Don't forget for a shop use (both to keep materials dry and to minimize rusting of equipment) you want a dry floor without the normal soil moisture weepage through the concrete (which can total many gallons a day in wet soil conditions or rainy/breakup season), which is not as important in a garage - so unless on a high spot with excellent outside drainage you will probably want/need the slab to be elevated above ground level rather than at or slightly below ground level like a normal garage, and should have full vapor barrier installed under the concrete and the footer - commonly 6 mil but because of the foot traffic during concrete pouring I recommend 10-15 mil minimum - and of course rebar support has to be a non-penetrating blocking like bricks rather than wire chairs which would paerforate the heck out of the vapor barrier. This vapor barrier, combined with bitumastic sealant on the outside of the foundation wall, can essentially stop moisture migration from the soil into the shop/basement areas. This is particularly important in cases where the shop addition has its own heating, rather than sharing heating with the rest of the house which tends to absorb and distribute the moisture through the house. Also VERY important if the shop will normally run at lower temperatures, promoting condensation in surfaces in the addition.

To get a real budget estimate for your addition, I would start with an architect. You will need plans and specs to get a building permit and for bidders to bid to anyway, and for the successful bidder to build to anyway.

Or if considering a prefab building possibly a manufactured building vendor who can produce state-approveable plans using a local architect or structural engineer, though normally they do not do basements.

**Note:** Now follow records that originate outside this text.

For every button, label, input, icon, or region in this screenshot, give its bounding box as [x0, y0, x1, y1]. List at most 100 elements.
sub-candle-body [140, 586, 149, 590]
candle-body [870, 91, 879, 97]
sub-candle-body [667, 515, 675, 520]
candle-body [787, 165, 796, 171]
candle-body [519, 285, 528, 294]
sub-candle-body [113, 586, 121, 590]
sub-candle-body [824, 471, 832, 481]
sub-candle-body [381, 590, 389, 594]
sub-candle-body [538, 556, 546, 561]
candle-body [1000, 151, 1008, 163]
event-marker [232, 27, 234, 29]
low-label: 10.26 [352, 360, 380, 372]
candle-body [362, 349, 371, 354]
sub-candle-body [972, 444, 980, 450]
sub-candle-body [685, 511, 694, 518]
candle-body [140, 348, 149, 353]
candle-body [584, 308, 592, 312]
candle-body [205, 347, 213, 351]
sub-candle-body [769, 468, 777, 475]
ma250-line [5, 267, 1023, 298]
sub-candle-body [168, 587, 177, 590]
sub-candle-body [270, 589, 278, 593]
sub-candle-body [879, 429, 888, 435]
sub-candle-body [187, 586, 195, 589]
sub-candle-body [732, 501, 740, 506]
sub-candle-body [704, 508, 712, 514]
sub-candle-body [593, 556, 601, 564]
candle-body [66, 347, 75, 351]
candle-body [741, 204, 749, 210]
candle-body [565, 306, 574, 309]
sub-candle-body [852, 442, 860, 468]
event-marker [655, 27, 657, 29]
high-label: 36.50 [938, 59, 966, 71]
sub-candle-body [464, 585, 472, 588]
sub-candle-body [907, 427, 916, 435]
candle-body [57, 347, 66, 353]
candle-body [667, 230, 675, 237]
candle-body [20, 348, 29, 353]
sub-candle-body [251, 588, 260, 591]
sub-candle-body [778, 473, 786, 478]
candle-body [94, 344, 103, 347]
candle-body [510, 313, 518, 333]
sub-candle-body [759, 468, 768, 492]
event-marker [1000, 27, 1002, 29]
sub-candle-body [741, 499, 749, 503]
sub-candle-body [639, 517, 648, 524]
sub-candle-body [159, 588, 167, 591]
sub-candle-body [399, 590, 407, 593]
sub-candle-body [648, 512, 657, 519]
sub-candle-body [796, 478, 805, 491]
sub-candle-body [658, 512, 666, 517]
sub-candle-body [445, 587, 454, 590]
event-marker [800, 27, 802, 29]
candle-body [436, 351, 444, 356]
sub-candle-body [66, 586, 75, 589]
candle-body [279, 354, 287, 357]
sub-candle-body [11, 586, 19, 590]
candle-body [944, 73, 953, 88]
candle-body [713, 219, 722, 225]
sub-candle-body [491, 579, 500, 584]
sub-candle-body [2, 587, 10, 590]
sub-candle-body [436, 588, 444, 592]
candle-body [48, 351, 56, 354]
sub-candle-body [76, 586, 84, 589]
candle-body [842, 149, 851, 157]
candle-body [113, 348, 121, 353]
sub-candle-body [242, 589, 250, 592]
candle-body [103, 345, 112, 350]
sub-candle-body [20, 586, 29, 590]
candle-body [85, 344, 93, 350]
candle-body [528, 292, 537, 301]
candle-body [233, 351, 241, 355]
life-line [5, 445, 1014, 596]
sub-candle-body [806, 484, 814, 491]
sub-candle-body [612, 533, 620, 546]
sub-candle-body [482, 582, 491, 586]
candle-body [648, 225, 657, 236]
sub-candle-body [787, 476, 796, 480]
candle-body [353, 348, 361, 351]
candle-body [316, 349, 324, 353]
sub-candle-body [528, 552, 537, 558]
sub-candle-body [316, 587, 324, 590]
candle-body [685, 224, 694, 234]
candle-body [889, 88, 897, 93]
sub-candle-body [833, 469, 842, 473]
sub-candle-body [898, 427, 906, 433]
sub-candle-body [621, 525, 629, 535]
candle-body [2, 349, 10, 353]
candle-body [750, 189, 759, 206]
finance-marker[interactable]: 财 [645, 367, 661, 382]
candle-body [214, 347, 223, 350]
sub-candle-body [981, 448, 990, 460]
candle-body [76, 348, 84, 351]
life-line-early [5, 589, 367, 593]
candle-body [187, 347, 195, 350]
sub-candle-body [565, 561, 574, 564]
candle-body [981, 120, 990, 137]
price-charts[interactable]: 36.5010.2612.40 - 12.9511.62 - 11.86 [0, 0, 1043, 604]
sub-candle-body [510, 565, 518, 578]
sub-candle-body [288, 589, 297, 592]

And don't forget if you want a bathroom out there, and your HVAC and lighting and power needs - especially if you will have a lot of power tools out there which might crank up power demand beyond what your existing breaker box can or reasonably should handle.

Also - pay attention to the floor finishes you want - for non-slip behavior but also for easy cleaning, and whether you want a hard finish like epoxy or urea or polyaspartic coating or just a sealer on the floor.

Also for cleaning - depending on whether vehicles/outdoor equipment will be coming in there, you might need floor slope and floor drain and drainage disposal facility, and if planning on hosing down the floor rather than just sweeping you might want the foundstion built with a wash curb - details like this are things an architect can help you consider, along with access issues, window or skylight lighting as well as good artificial lighting coverage, split-area lighting (so only the area you are working in is illuminated to save power), HVAC temperture setback provisions so it does not stay unnecessarily warm or cool if only sporadically used, etc. Also - architaect can commonly be very useful in getting building permit and any needed palnning and zoning approvals, which can be particularly difficult if this is going to be for commercial rather than hobby use.